02 August 2018, The Tablet

France’s Archbishop Cattenoz earns rebuke over same-sex marriage


French radio has sharply rebuked the Archbishop of Avignon, Jean-Pierre Cattenoz, after he condemned abortion and same-sex marriage during a Mass it broadcast on its regular Sunday morning programme.

The archbishop took the occasion of the annual Avignon festival, which this year chose gender issues as its theme, to criticise in a short homily French legal reforms that went against Church teaching.

“Abortion is the worst crime ever because the victim cannot even scream out its suffering,” he said in the live broadcast, calling it “an abominable reality because a mother kills her own infant”. He said that he cried on 1 July, when the late Simone Veil, the widely respected politician who had championed the legalisation of abortion in 1975, was honoured by being buried in the Pantheon mausoleum in Paris.
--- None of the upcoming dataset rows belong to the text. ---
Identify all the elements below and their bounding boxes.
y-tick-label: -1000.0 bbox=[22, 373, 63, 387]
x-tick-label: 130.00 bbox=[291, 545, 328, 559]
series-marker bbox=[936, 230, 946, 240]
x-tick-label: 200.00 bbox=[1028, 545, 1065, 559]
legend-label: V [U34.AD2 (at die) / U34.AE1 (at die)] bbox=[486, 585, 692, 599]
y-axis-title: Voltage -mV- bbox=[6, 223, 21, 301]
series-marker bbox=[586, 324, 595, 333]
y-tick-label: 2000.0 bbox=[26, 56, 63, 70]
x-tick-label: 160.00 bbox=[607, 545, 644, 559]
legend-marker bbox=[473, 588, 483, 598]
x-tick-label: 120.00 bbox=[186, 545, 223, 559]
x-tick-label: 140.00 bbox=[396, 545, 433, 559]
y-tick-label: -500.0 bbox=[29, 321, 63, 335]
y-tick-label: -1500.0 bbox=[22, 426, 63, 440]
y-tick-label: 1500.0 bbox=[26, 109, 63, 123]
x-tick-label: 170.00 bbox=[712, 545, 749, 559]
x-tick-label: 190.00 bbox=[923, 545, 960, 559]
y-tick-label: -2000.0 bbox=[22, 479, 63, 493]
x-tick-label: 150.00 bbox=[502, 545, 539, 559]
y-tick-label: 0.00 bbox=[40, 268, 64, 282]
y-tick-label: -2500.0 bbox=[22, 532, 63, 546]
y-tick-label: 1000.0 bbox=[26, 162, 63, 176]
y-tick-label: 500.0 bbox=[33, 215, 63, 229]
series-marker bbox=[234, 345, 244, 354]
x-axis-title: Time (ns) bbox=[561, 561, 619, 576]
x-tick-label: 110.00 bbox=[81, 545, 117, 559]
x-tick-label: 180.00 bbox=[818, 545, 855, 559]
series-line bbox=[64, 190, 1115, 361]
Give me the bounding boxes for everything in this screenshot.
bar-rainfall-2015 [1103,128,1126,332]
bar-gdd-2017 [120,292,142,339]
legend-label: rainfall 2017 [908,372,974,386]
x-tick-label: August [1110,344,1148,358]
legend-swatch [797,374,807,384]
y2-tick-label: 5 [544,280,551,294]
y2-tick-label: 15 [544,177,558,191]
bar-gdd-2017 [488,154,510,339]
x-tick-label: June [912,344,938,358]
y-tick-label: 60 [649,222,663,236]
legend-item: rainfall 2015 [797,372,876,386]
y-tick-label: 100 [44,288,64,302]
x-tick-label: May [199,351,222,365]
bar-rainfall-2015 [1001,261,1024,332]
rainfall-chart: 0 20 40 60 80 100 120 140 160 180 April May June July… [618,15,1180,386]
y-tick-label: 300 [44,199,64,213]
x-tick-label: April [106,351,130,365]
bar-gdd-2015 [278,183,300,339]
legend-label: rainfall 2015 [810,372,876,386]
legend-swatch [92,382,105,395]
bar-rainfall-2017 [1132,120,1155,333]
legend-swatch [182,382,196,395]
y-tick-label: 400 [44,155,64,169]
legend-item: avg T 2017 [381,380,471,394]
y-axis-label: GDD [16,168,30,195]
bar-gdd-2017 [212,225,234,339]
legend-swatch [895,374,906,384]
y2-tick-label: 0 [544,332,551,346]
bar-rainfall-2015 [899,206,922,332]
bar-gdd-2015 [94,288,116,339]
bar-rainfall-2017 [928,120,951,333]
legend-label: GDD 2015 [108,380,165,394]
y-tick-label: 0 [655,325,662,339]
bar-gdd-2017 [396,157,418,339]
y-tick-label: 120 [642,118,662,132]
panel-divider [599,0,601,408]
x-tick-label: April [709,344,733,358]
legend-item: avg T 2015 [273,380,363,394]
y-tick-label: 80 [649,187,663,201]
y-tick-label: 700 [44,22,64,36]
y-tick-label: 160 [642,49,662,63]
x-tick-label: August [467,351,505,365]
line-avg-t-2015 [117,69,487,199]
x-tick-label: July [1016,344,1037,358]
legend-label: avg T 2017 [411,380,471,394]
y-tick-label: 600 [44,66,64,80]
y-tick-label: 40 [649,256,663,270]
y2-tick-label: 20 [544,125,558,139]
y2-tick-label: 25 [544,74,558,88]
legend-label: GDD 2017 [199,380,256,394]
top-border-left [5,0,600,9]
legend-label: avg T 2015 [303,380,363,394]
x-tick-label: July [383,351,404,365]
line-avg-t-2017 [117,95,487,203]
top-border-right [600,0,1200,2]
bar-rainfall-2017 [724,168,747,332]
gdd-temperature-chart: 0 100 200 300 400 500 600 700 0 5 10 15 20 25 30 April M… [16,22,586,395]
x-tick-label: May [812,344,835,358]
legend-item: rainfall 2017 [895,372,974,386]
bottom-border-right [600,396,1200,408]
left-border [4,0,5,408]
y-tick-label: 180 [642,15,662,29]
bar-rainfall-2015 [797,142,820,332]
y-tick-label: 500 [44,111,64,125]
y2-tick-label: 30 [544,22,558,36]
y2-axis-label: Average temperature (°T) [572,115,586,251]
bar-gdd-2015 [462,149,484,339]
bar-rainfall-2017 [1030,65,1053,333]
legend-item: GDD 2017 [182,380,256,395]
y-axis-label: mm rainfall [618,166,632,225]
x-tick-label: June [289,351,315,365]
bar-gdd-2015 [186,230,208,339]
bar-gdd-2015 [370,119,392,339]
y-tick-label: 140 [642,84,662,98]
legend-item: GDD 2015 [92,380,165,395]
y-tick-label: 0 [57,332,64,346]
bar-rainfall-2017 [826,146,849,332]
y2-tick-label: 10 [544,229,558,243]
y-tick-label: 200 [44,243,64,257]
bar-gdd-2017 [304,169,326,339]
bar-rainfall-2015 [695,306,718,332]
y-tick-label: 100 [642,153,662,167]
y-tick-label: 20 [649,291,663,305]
On same-sex marriage, Archbishop Cattenoz said: “I’ve never met an L, a G, a B, a T or now a Q. I only see and know humans with all the richness of their femininity or masculinity.”

Praising heterosexual marriage, he added: “Same-sex marriage may well exist, but it will never be more than a friendship, however beautiful it might be.”

France legalised same-sex marriage in 2013 despite strong opposition from the Catholic Church.

Radio Culture, the French state channel reported having received more than 100 protests from listeners after the Mass on 15 July. It said in a letter to the bishops’ conference that the Mass broadcasts should reflect the values of state radio, “such as tolerance, respect and non-discrimination”.

Several priests have reacted on social media, accusing French radio of creating a “crime of opinion”.

Catholic intellectuals have also questioned why France Culture is broadcasting eight hours of lectures this summer by the prominent atheist philosopher Michel Onfray, who contends that Jesus was a myth and never existed.

Jean-Marie Salamito, Sorbonne professor of early Christian history, accused Onfray of spreading a conspiracy theory that was based on apocryphal writings and that ignored an array of serious studies on the historical Jesus.